Shein, Temu, AliExpress : le textile européen réclame 10 euros de frais sur chaque petit colis
Le commerce en ligne venu d’Asie fait face à une nouvelle offensive des industriels européens. Les principales fédérations du textile sur le continent demandent à Bruxelles de fixer à 10 euros par petit colis les frais de traitement envisagés pour les marchandises importées, principalement depuis la Chine.
La proposition intervient alors que l’Union européenne cherche à réduire l’essor spectaculaire des envois de faible valeur et à rééquilibrer les conditions de concurrence entre les plateformes numériques asiatiques et les acteurs européens.
Le textile européen veut aller plus loin
Réunis à l’occasion du salon professionnel Première Vision, les représentants de l’industrie textile européenne ont appelé la Commission européenne à retenir un montant nettement supérieur à celui actuellement envisagé.
Les institutions européennes prévoient en effet la mise en place, à partir de novembre, de frais de traitement supplémentaires pour les petits colis. Leur montant n’est pas encore définitivement arrêté et pourrait, selon les éléments disponibles, se situer autour de 2 euros par colis.

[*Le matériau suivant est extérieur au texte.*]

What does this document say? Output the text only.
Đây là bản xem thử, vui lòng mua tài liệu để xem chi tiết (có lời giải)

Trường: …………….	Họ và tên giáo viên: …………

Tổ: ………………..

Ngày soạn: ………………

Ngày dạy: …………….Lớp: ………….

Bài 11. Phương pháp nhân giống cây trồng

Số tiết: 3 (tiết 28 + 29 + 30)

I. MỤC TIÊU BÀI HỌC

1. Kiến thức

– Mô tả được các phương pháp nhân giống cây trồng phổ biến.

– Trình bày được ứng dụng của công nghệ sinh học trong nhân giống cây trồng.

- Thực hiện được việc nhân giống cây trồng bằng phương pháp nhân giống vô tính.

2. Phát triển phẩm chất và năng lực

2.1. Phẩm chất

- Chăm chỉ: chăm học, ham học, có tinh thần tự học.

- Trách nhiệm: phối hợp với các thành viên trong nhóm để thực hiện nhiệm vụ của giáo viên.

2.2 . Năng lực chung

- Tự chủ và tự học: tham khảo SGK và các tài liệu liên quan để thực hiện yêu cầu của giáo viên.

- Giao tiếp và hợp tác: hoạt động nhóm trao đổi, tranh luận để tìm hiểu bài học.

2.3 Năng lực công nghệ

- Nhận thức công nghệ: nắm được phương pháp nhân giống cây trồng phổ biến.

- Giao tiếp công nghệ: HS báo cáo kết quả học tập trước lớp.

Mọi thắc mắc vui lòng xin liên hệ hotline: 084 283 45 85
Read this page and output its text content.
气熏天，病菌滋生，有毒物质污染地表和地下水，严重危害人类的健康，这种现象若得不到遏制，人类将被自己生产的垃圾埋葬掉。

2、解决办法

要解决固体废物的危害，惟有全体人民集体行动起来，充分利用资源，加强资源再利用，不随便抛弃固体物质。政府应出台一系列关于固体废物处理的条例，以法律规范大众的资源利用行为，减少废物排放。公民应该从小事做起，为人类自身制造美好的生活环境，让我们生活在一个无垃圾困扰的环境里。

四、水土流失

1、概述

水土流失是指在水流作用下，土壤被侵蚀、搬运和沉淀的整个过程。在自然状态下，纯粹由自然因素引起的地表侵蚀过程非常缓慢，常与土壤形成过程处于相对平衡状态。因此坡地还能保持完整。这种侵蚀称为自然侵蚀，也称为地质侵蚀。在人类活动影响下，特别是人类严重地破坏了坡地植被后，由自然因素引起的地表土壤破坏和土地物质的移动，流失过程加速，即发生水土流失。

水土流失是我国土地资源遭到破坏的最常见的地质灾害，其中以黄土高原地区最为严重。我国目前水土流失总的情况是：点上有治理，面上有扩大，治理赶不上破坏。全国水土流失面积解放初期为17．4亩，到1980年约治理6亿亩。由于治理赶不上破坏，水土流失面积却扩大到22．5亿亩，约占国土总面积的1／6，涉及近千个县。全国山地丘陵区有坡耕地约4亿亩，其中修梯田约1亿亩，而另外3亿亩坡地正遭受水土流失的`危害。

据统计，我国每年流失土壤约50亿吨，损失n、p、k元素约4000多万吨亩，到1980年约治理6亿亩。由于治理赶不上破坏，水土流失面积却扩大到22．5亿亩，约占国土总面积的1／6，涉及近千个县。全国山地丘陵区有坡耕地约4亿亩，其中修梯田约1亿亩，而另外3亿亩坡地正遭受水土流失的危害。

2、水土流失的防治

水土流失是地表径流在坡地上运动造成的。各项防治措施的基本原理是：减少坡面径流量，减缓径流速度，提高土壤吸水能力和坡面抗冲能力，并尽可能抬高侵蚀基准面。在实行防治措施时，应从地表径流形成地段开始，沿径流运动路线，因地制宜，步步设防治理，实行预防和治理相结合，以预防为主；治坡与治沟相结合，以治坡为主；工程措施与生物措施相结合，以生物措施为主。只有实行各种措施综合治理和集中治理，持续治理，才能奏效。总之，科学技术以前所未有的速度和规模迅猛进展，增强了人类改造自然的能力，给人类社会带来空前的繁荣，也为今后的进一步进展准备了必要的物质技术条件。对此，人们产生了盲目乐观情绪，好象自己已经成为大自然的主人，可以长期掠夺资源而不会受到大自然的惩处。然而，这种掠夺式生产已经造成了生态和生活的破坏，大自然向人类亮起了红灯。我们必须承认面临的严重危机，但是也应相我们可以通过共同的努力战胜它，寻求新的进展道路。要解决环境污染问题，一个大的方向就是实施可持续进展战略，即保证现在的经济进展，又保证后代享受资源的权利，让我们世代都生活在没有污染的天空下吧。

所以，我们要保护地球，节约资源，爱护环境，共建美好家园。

La demande des fédérations textiles représente donc une proposition beaucoup plus ambitieuse.
Des volumes d’importation devenus considérables
La multiplication des commandes en ligne a profondément modifié le paysage du commerce européen. En 2025, près de 5,9 milliards de petits colis sont entrés sur le marché de l’Union européenne.

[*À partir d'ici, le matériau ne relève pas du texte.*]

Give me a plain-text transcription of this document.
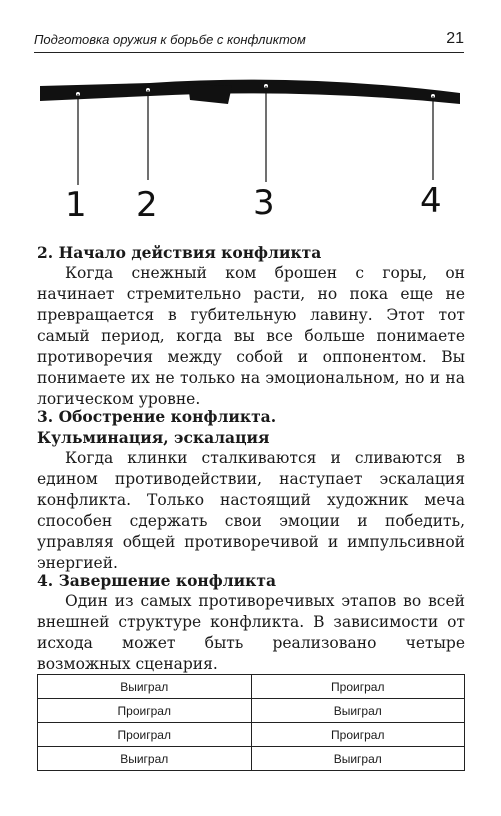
Подготовка оружия к борьбе с конфликтом	21
1 2	3	4
2. Начало действия конфликта

Когда снежный ком брошен с горы, он начинает стремительно расти, но пока еще не превращается в губительную лавину. Этот тот самый период, когда вы все больше понимаете противоречия между собой и оппонентом. Вы понимаете их не только на эмоциональном, но и на логическом уровне.

3. Обострение конфликта.
Кульминация, эскалация

Когда клинки сталкиваются и сливаются в едином противодействии, наступает эскалация конфликта. Только настоящий художник меча способен сдержать свои эмоции и победить, управляя общей противоречивой и импульсивной энергией.

4. Завершение конфликта

Один из самых противоречивых этапов во всей внешней структуре конфликта. В зависимости от исхода может быть реализовано четыре возможных сценария.

Выиграл	Проиграл
Проиграл	Выиграл
Проиграл	Проиграл
Выиграл	Выиграл
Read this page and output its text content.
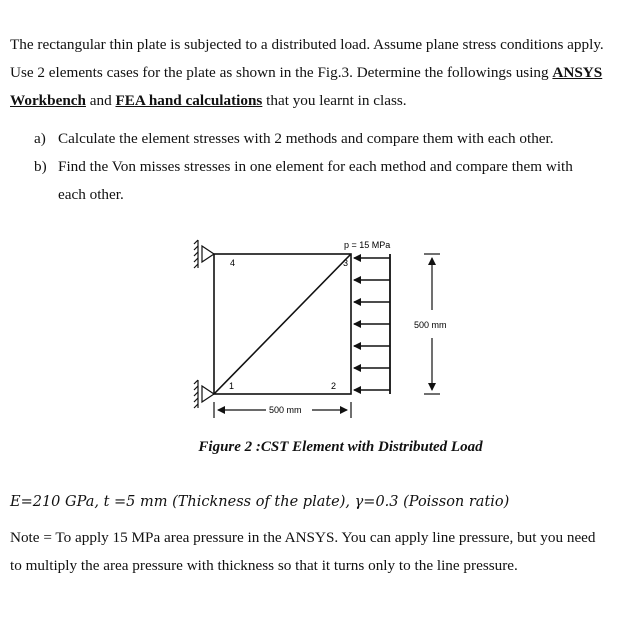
The rectangular thin plate is subjected to a distributed load. Assume plane stress conditions apply. Use 2 elements cases for the plate as shown in the Fig.3. Determine the followings using ANSYS Workbench and FEA hand calculations that you learnt in class.
a) Calculate the element stresses with 2 methods and compare them with each other.
b) Find the Von misses stresses in one element for each method and compare them with
each other.
4	3
1	2
p = 15 MPa
500 mm
500 mm
Figure 2 :CST Element with Distributed Load
E=210 GPa, t =5 mm (Thickness of the plate), γ=0.3 (Poisson ratio)
Note = To apply 15 MPa area pressure in the ANSYS. You can apply line pressure, but you need to multiply the area pressure with thickness so that it turns only to the line pressure.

La Chine représentait à elle seule 93 % de ces envois, soit un volume considérable de marchandises expédiées directement aux consommateurs européens.

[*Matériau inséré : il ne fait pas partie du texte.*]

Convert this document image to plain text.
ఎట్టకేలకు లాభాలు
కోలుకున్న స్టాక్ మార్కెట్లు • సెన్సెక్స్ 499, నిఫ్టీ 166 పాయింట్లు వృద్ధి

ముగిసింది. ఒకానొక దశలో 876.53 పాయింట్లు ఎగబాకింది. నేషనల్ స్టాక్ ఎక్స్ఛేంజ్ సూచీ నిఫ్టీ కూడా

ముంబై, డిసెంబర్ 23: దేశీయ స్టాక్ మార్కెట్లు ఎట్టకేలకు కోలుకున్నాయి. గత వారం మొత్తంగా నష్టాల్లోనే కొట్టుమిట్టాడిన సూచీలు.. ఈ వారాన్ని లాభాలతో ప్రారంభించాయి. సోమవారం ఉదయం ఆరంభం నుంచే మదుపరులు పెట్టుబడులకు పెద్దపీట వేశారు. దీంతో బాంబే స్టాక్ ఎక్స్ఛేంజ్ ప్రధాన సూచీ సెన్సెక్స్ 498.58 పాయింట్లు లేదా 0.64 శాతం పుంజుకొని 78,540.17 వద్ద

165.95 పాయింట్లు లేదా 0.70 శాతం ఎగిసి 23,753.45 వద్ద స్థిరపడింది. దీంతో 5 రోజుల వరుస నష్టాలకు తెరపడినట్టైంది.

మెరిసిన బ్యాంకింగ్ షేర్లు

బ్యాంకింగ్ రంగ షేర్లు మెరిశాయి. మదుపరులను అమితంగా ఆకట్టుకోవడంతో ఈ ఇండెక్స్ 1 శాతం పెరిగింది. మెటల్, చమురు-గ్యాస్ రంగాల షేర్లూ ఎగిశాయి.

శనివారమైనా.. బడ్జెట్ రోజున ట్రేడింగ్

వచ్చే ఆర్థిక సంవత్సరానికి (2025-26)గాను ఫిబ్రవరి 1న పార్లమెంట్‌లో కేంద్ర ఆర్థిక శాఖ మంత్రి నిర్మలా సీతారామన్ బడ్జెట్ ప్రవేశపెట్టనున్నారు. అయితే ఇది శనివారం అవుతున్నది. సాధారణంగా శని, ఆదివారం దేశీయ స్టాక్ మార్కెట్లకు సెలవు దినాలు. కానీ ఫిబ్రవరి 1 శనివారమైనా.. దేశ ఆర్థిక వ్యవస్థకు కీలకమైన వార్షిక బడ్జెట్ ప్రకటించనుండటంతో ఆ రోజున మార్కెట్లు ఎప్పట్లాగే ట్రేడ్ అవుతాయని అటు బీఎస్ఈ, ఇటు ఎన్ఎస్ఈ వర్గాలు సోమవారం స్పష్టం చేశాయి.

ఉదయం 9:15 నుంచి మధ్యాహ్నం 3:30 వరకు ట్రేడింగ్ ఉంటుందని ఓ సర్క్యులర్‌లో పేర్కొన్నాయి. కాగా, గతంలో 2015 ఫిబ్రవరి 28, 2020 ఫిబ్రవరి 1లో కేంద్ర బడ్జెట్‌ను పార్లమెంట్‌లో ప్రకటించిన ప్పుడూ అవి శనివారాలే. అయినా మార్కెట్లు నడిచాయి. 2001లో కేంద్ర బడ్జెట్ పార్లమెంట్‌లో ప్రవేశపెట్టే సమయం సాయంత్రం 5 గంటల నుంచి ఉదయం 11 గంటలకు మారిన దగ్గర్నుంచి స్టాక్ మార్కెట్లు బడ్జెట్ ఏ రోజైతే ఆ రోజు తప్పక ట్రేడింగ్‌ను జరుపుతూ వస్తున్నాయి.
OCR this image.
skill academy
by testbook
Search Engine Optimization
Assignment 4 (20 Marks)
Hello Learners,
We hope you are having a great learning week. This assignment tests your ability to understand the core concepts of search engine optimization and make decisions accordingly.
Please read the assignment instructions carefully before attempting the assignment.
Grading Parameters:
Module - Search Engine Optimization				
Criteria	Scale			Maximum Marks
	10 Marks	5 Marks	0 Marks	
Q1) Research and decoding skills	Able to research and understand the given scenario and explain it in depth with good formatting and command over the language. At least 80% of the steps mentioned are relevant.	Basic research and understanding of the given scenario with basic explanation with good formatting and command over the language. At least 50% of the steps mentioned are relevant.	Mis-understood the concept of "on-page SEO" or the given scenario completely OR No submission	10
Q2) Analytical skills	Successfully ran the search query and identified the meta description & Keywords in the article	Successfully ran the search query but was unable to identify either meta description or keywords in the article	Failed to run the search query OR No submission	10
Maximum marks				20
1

Le rythme est également spectaculaire : plus de 180 petits colis par seconde auraient ainsi pénétré sur le marché européen en 2025, un volume quatre fois supérieur à celui observé en 2022.
Pour les professionnels du textile, cette progression alimente une concurrence qu’ils jugent difficile à soutenir dans les mêmes conditions.
Shein, Temu et AliExpress dans le viseur
Les plateformes telles que Shein, Temu et AliExpress se sont imposées auprès des consommateurs européens grâce à une offre extrêmement large et à des prix particulièrement bas.
Leur modèle, largement fondé sur l’expédition directe de produits depuis l’Asie, est toutefois de plus en plus contesté par les acteurs traditionnels.
Les fédérations européennes dénoncent notamment les conséquences environnementales liées à la multiplication des petits envois, mais aussi ce qu’elles considèrent comme des conditions de concurrence déséquilibrées.
L’objectif des mesures européennes est donc double : encadrer davantage ces flux et faire supporter une partie des coûts liés à leur traitement aux opérateurs concernés.
Une première taxe déjà appliquée
L’Union européenne a déjà franchi une première étape. Depuis le 1er juillet 2026, les petits colis importés sont soumis à une taxe de 3 euros par catégorie de produits.
Cette mesure aurait déjà eu un effet significatif sur les volumes d’importation. Selon les chiffres communiqués la semaine précédente par le ministère français de l’Économie, les arrivées de petits colis sur le marché européen auraient diminué de 30 à 40 %.
L’évolution montre que les nouvelles règles commencent à modifier le fonctionnement du marché, même si leur impact à long terme reste encore difficile à mesurer.
Une bataille qui dépasse le secteur de la mode
Derrière la demande de 10 euros formulée par les industriels du textile se joue une question plus large : celle de l’avenir du modèle économique des plateformes de commerce électronique à bas prix en Europe.
Une hausse importante des frais pourrait rendre certaines commandes moins attractives pour les consommateurs et modifier les stratégies logistiques des plateformes asiatiques. Elle pourrait également favoriser les entreprises européennes qui supportent déjà des obligations réglementaires, fiscales et environnementales différentes.
La Commission européenne devra désormais arbitrer entre la volonté de mieux contrôler les flux de marchandises, la protection du marché intérieur et les conséquences potentielles de nouvelles charges sur les consommateurs.
Avec des milliards de colis concernés chaque année, le débat autour des petits paquets est devenu un enjeu majeur du commerce européen.